Le fameux solo de guitare retentit, et je ne peux plus détourner le regard de
Blake tandis que ses doigts dansent sur les cordes. Tête baissée, ses longues
jambes légèrement ouvertes, les genoux pliés, il se mord la lèvre sous la
concentration pour nous offrir ce morceau qui rendrait jaloux Slash et enflamme
l’enthousiasme des spectateurs.
Ma rock star personnelle…
Je détourne le regard. Rex le contemple en secouant la tête, sans doute
stupéfait par le talent naturel de son ami. C’est incroyable et terriblement
dommage qu’il l’ait gardé secret si longtemps.
Je regarde la scène et Axelle, fascinée, jusqu’à ce que la musique ralentisse et
prenne fin. Les applaudissements se déchaînent, et Rex dit quelque chose à
Blake, visiblement très excité.
— Joyeux dix-sept ans, gamine, lance Blake dans le micro. C’était une partie de
mon cadeau. (Il sort une enveloppe de sa poche arrière de jean.) Voilà la
deuxième partie.
— Quoi ?
Je m’approche de la scène, curieuse. Il avait annoncé qu’il jouerait une
chanson, mais il n’avait pas parlé d’enveloppe. Est-ce de l’argent ?
Axelle la lui prend des mains. Je regarde l’air nerveux de Blake et l’expression
curieuse d’Axelle quand elle ouvre la lettre. Elle lit rapidement ce qu’il y a
dedans, et sa lèvre inférieure se met à trembler. Oh, mon Dieu ! Pourquoi pleure-
t-elle ? Qu’est-ce qu’il lui a donné ?
Je me précipite vers elle tandis qu’elle porte la main à ses lèvres.
— Axelle, que t’arrive-t-il ?
J’essaie de lire le papier par-dessus son épaule.
Comme si je n’existais pas, elle écrase le feuillet contre sa poitrine en secouant
la tête et regarde Blake.
Il s’accroupit pour être à hauteur de ses yeux.
— Qu’en dis-tu ? M’accorderas-tu l’honneur d’être ton père ?
Oh, mon Dieu !
Elle gémit et prend une profonde inspiration, dégageant enfin sa bouche.
— Mais… j’aurai dix-huit ans dans un an.
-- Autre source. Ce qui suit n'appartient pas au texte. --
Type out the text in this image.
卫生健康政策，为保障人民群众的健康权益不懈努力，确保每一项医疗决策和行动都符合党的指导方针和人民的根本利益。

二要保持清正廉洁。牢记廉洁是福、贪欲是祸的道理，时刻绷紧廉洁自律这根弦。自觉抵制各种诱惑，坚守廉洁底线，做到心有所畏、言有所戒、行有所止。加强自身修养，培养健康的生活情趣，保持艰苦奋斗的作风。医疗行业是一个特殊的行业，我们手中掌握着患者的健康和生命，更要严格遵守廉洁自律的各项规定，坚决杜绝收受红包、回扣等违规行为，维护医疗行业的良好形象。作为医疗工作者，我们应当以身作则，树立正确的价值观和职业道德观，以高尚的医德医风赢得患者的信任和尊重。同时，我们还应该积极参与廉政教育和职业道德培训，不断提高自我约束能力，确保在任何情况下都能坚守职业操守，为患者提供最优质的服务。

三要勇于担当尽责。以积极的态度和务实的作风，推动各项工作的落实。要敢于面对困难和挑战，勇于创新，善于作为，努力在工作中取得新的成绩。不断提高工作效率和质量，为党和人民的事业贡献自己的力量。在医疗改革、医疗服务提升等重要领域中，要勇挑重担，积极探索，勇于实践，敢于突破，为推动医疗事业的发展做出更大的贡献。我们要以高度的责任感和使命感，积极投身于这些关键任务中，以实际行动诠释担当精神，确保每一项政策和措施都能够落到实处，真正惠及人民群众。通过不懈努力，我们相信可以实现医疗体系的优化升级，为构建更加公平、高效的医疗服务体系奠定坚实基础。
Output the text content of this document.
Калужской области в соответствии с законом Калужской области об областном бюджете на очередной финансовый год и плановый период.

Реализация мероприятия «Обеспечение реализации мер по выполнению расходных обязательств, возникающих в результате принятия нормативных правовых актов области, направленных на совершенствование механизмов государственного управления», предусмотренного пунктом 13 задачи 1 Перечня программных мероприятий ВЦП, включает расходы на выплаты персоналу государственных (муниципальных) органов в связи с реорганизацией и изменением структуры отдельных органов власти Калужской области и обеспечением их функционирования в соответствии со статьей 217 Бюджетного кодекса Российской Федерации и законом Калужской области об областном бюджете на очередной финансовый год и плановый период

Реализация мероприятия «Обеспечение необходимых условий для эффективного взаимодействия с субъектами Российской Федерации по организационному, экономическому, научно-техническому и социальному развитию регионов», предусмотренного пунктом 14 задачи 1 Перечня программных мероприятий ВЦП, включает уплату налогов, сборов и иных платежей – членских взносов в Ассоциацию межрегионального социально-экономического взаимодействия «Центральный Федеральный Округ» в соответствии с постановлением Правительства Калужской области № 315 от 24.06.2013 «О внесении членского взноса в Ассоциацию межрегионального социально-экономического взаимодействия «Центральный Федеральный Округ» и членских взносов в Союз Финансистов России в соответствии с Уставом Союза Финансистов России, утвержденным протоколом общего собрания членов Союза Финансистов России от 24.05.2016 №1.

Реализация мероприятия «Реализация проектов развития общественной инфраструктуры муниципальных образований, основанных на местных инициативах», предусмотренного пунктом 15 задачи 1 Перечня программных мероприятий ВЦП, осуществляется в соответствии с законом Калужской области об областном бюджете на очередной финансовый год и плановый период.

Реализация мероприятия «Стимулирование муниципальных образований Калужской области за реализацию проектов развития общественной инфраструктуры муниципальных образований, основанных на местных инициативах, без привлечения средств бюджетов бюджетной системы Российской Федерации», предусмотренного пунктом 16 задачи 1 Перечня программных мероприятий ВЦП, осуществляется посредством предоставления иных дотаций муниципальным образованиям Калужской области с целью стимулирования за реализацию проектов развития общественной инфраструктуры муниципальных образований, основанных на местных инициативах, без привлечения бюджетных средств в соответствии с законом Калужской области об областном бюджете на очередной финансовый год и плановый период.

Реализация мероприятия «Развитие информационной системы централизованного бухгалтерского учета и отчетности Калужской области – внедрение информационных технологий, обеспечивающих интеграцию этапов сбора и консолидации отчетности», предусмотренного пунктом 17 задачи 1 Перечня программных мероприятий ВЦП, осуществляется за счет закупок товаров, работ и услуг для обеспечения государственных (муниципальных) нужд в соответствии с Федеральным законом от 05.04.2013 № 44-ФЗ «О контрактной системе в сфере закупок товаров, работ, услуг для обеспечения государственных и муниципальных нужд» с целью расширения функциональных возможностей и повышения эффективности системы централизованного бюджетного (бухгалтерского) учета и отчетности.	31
Ce sera seulement pour une année,
et… (Elle incline la tête et plisse les yeux.) Tu es sûr ?
— Je me moque que tu aies dix-sept ou soixante-dix ans. Si je pouvais choisir
une fille, je te choisirais toi, toujours.
Il descend de scène et la prend dans ses bras, elle fond en larmes.
— Je t’aime, Axelle Rose. On a une putain de chance qui se présente. On peut
choisir notre famille. Je choisis ta mère et toi. C’est ta vie, et je serai toujours là
pour toi quoi que tu décides. C’est ton choix.
Il doit m’avoir entendue pleurer parce qu’il me regarde et me fait signe. Je me
jette contre lui et enveloppe de mes bras les deux personnes que j’aime le plus au
monde en remerciant Dieu de chaque petite chose, les bonheurs, les erreurs, tout
ce qui m’a amenée où je suis à cet instant.
Axelle hoche la tête contre sa poitrine.
— Oui, Blake, c’est oui. (Elle resserre les bras autour de sa taille.) Je te choisis
aussi.

Blake

Je peux dire sans erreur possible que cette nuit n’aurait pas pu être meilleure.